A new study presents a new neural computing model of the human brain that could shed light on how the brain develops complex cognitive abilities and advances neural artificial intelligence research. Published September 19, the study was carried out by an international group of researchers from Institut Pasteur and Sorbonne University in Paris, CHU Sainte-Justine, Mila – Quebec Institute of Artificial Intelligence, and the University of Montreal.
The model who made the magazine cover Proceedings of the National Academy of Sciences (PNAS), describes neural development at three hierarchical levels of information processing:
- The first sensory level explores how the brain’s internal activity learns patterns from perception and relates them to action;
- Cognitive level examines how the brain combines these patterns in terms of context;
- Finally, the conscious level studies how the brain disconnects from the outside world and manipulates patterns acquired (via memory) that are no longer available for perception.
The team’s research provides clues to the underlying mechanisms behind cognition thanks to the model’s focus on the interaction between two fundamental types of learning: hippy learning, which is associated with statistical regularity (i.e. repetition)—or, as neuropsychologist Donald Hebb put it. “Neurons that fire together, wire together”–and reinforcement learning, associated with reward and the neurotransmitter dopamine.

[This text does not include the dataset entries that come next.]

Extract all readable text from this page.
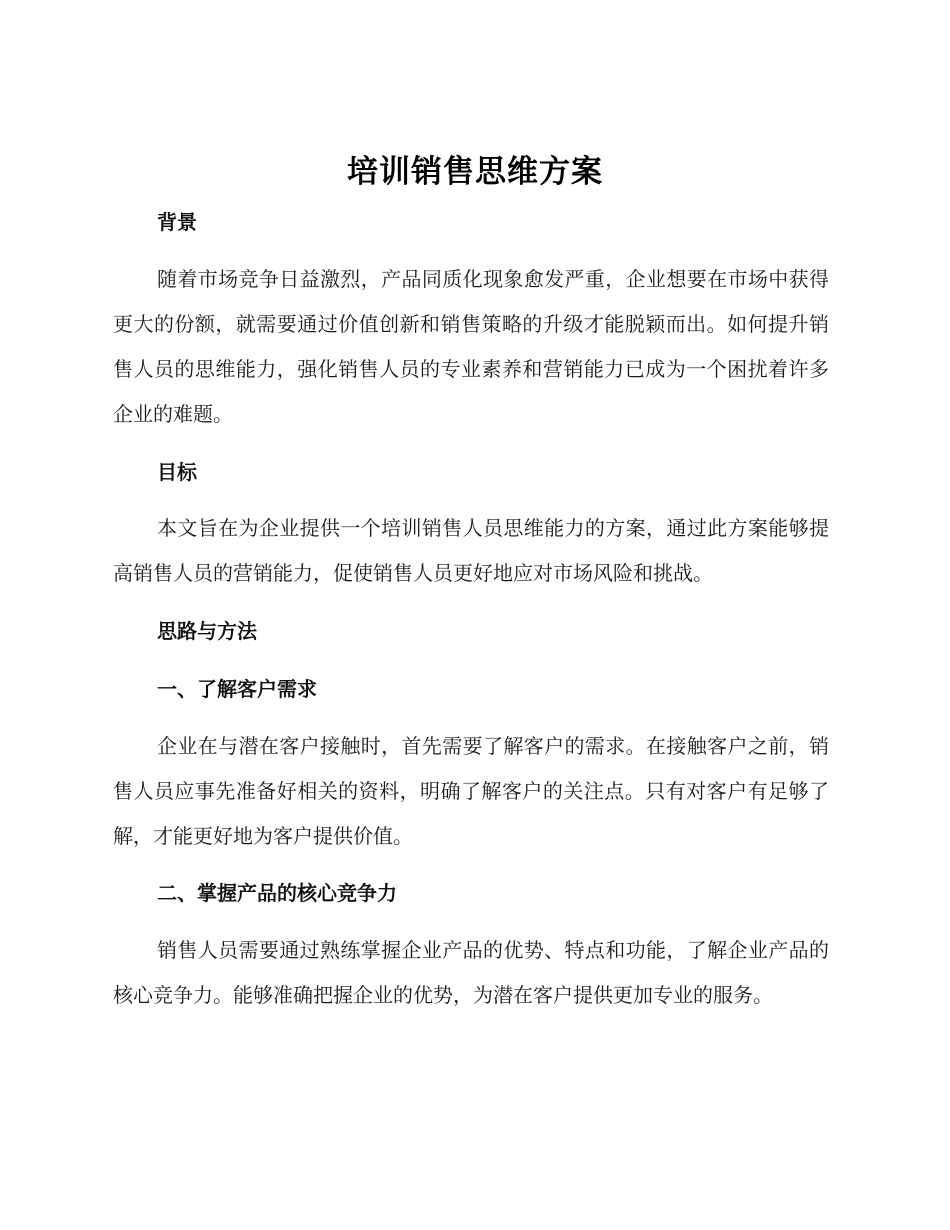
培训销售思维方案
背景

随着市场竞争日益激烈，产品同质化现象愈发严重，企业想要在市场中获得更大的份额，就需要通过价值创新和销售策略的升级才能脱颖而出。如何提升销售人员的思维能力，强化销售人员的专业素养和营销能力已成为一个困扰着许多企业的难题。

目标

本文旨在为企业提供一个培训销售人员思维能力的方案，通过此方案能够提高销售人员的营销能力，促使销售人员更好地应对市场风险和挑战。

思路与方法
一、了解客户需求

企业在与潜在客户接触时，首先需要了解客户的需求。在接触客户之前，销售人员应事先准备好相关的资料，明确了解客户的关注点。只有对客户有足够了解，才能更好地为客户提供价值。

二、掌握产品的核心竞争力

销售人员需要通过熟练掌握企业产品的优势、特点和功能，了解企业产品的核心竞争力。能够准确把握企业的优势，为潜在客户提供更加专业的服务。
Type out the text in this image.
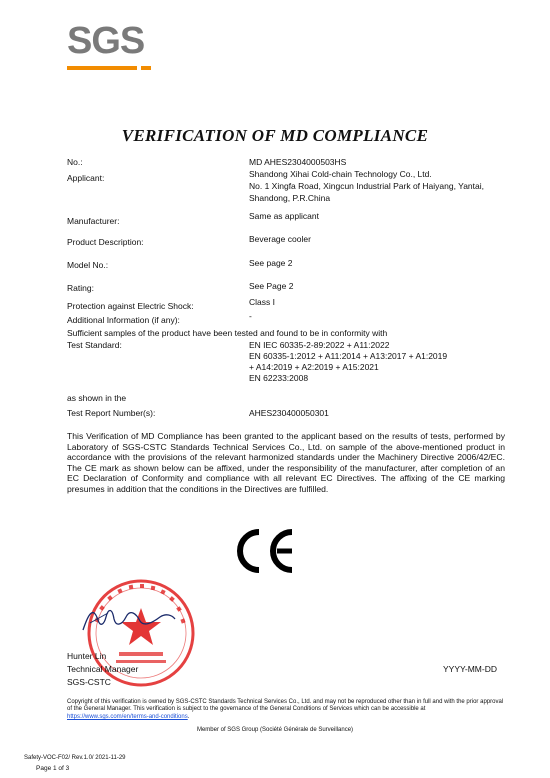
SGS
VERIFICATION OF MD COMPLIANCE
No.:	MD AHES2304000503HS
Applicant:	Shandong Xihai Cold-chain Technology Co., Ltd.
No. 1 Xingfa Road, Xingcun Industrial Park of Haiyang, Yantai,
Shandong, P.R.China
Manufacturer:	Same as applicant
Product Description:	Beverage cooler
Model No.:	See page 2
Rating:	See Page 2
Protection against Electric Shock:	Class I
Additional Information (if any):	-
Sufficient samples of the product have been tested and found to be in conformity with
Test Standard:	EN IEC 60335-2-89:2022 + A11:2022
EN 60335-1:2012 + A11:2014 + A13:2017 + A1:2019
+ A14:2019 + A2:2019 + A15:2021
EN 62233:2008
as shown in the
Test Report Number(s):	AHES230400050301
This Verification of MD Compliance has been granted to the applicant based on the results of tests, performed by Laboratory of SGS-CSTC Standards Technical Services Co., Ltd. on sample of the above-mentioned product in accordance with the provisions of the relevant harmonized standards under the Machinery Directive 2006/42/EC. The CE mark as shown below can be affixed, under the responsibility of the manufacturer, after completion of an EC Declaration of Conformity and compliance with all relevant EC Directives. The affixing of the CE marking presumes in addition that the conditions in the Directives are fulfilled.
Hunter Lin
Technical Manager
SGS-CSTC
YYYY-MM-DD
Copyright of this verification is owned by SGS-CSTC Standards Technical Services Co., Ltd. and may not be reproduced other than in full and with the prior approval of the General Manager. This verification is subject to the governance of the General Conditions of Services which can be accessible at https://www.sgs.com/en/terms-and-conditions.
Member of SGS Group (Société Générale de Surveillance)
Safety-VOC-F02/ Rev.1.0/ 2021-11-29
Page 1 of 3
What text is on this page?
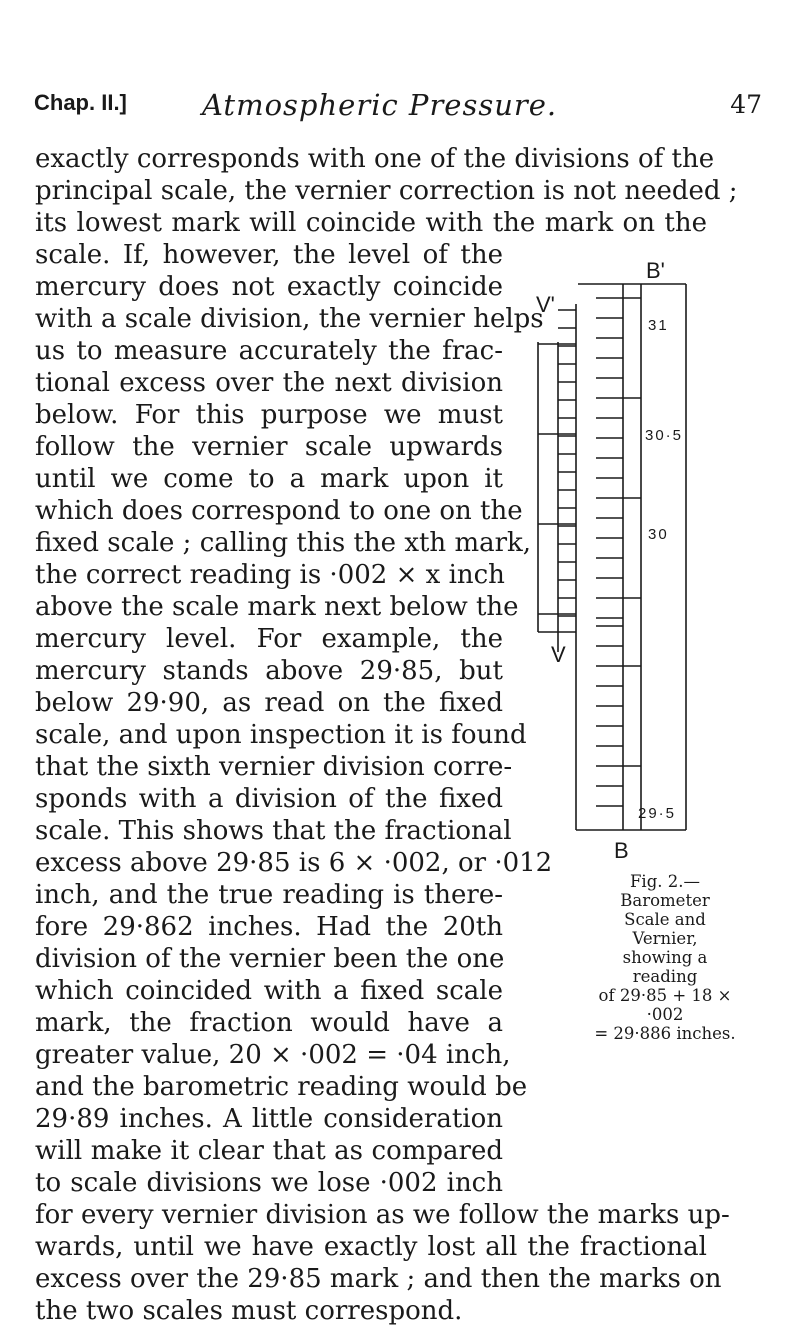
Chap. II.]	Atmospheric Pressure.	47
exactly corresponds with one of the divisions of the
principal scale, the vernier correction is not needed ;
its lowest mark will coincide with the mark on the
scale. If, however, the level of the
mercury does not exactly coincide
with a scale division, the vernier helps
us to measure accurately the frac-
tional excess over the next division
below. For this purpose we must
follow the vernier scale upwards
until we come to a mark upon it
which does correspond to one on the
fixed scale ; calling this the xth mark,
the correct reading is ·002 × x inch
above the scale mark next below the
mercury level. For example, the
mercury stands above 29·85, but
below 29·90, as read on the fixed
scale, and upon inspection it is found
that the sixth vernier division corre-
sponds with a division of the fixed
scale. This shows that the fractional
excess above 29·85 is 6 × ·002, or ·012
inch, and the true reading is there-
fore 29·862 inches. Had the 20th
division of the vernier been the one
which coincided with a fixed scale
mark, the fraction would have a
greater value, 20 × ·002 = ·04 inch,
and the barometric reading would be
29·89 inches. A little consideration
will make it clear that as compared
to scale divisions we lose ·002 inch
for every vernier division as we follow the marks up-
wards, until we have exactly lost all the fractional
excess over the 29·85 mark ; and then the marks on
the two scales must correspond.
B'
V'
31
30·5
30
V
29·5
B
Fig. 2.—Barometer
Scale and Vernier,
showing a reading
of 29·85 + 18 × ·002
= 29·886 inches.
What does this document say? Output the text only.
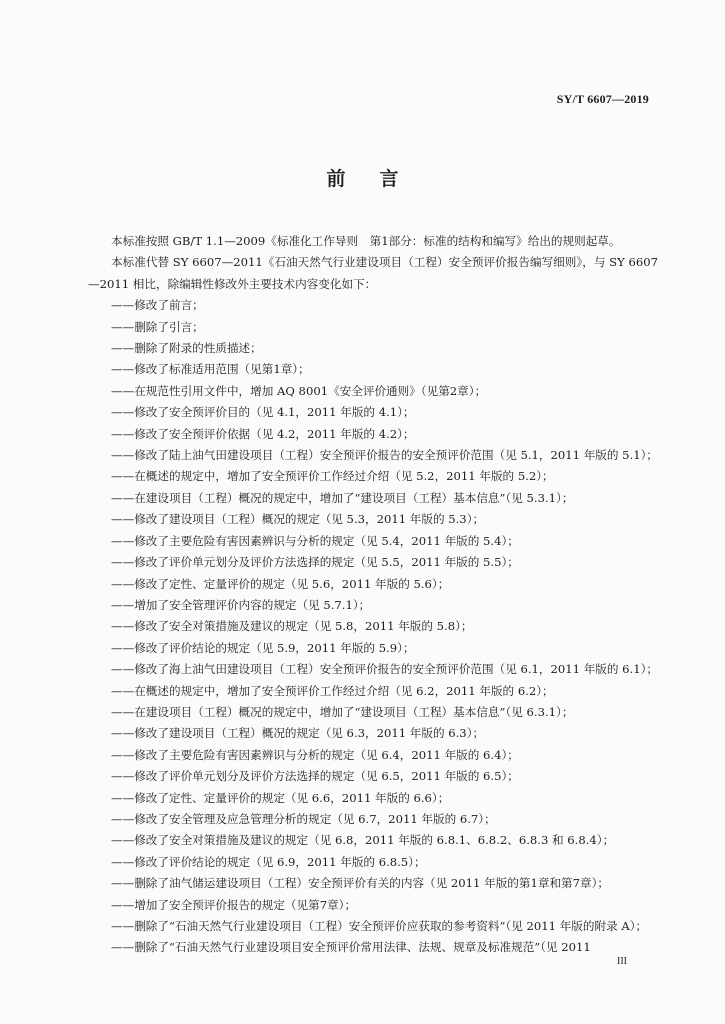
SY/T 6607—2019
前言

本标准按照 GB/T 1.1—2009《标准化工作导则　第1部分：标准的结构和编写》给出的规则起草。

本标准代替 SY 6607—2011《石油天然气行业建设项目（工程）安全预评价报告编写细则》，与 SY 6607—2011 相比，除编辑性修改外主要技术内容变化如下：

——修改了前言；

——删除了引言；

——删除了附录的性质描述；

——修改了标准适用范围（见第1章）；

——在规范性引用文件中，增加 AQ 8001《安全评价通则》（见第2章）；

——修改了安全预评价目的（见 4.1，2011 年版的 4.1）；

——修改了安全预评价依据（见 4.2，2011 年版的 4.2）；

——修改了陆上油气田建设项目（工程）安全预评价报告的安全预评价范围（见 5.1，2011 年版的 5.1）；

——在概述的规定中，增加了安全预评价工作经过介绍（见 5.2，2011 年版的 5.2）；

——在建设项目（工程）概况的规定中，增加了“建设项目（工程）基本信息”（见 5.3.1）；

——修改了建设项目（工程）概况的规定（见 5.3，2011 年版的 5.3）；

——修改了主要危险有害因素辨识与分析的规定（见 5.4，2011 年版的 5.4）；

——修改了评价单元划分及评价方法选择的规定（见 5.5，2011 年版的 5.5）；

——修改了定性、定量评价的规定（见 5.6，2011 年版的 5.6）；

——增加了安全管理评价内容的规定（见 5.7.1）；

——修改了安全对策措施及建议的规定（见 5.8，2011 年版的 5.8）；

——修改了评价结论的规定（见 5.9，2011 年版的 5.9）；

——修改了海上油气田建设项目（工程）安全预评价报告的安全预评价范围（见 6.1，2011 年版的 6.1）；

——在概述的规定中，增加了安全预评价工作经过介绍（见 6.2，2011 年版的 6.2）；

——在建设项目（工程）概况的规定中，增加了“建设项目（工程）基本信息”（见 6.3.1）；

——修改了建设项目（工程）概况的规定（见 6.3，2011 年版的 6.3）；

——修改了主要危险有害因素辨识与分析的规定（见 6.4，2011 年版的 6.4）；

——修改了评价单元划分及评价方法选择的规定（见 6.5，2011 年版的 6.5）；

——修改了定性、定量评价的规定（见 6.6，2011 年版的 6.6）；

——修改了安全管理及应急管理分析的规定（见 6.7，2011 年版的 6.7）；

——修改了安全对策措施及建议的规定（见 6.8，2011 年版的 6.8.1、6.8.2、6.8.3 和 6.8.4）；

——修改了评价结论的规定（见 6.9，2011 年版的 6.8.5）；

——删除了油气储运建设项目（工程）安全预评价有关的内容（见 2011 年版的第1章和第7章）；

——增加了安全预评价报告的规定（见第7章）；

——删除了“石油天然气行业建设项目（工程）安全预评价应获取的参考资料”（见 2011 年版的附录 A）；

——删除了“石油天然气行业建设项目安全预评价常用法律、法规、规章及标准规范”（见 2011

III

The model solves three tasks of increasing complexity across those levels, from visual recognition to cognitive manipulation of conscious perception. Each time, the team introduced a new core mechanism to enable it to advance.
The results highlight two basic mechanisms for the multi-level development of cognitive abilities in biological neural networks:
- Synaptic epigenetics, with Hebbian learning at the local level and reinforcement learning at the global level;
- and dynamics of self-regulation, through spontaneous activity and a balanced excitatory/inhibitory ratio of neurons.
said team member Guillaume Dumas, associate professor of computational psychiatry at UdeM and principal investigator at the CHU Sainte-Justine Research Center.
He added that reaching this achievement may require integrating the social dimension of cognition. Researchers are now looking at integrating biological and social dimensions into human cognition. The team has already pioneered the first simulation of whole brains in interaction.
The team believes that embedding future computational models into biological and social realities will not only continue to shed light on the underlying mechanisms underlying cognition, but will also help provide a unique bridge for AI toward the only system known to be advanced social consciousness: the human brain.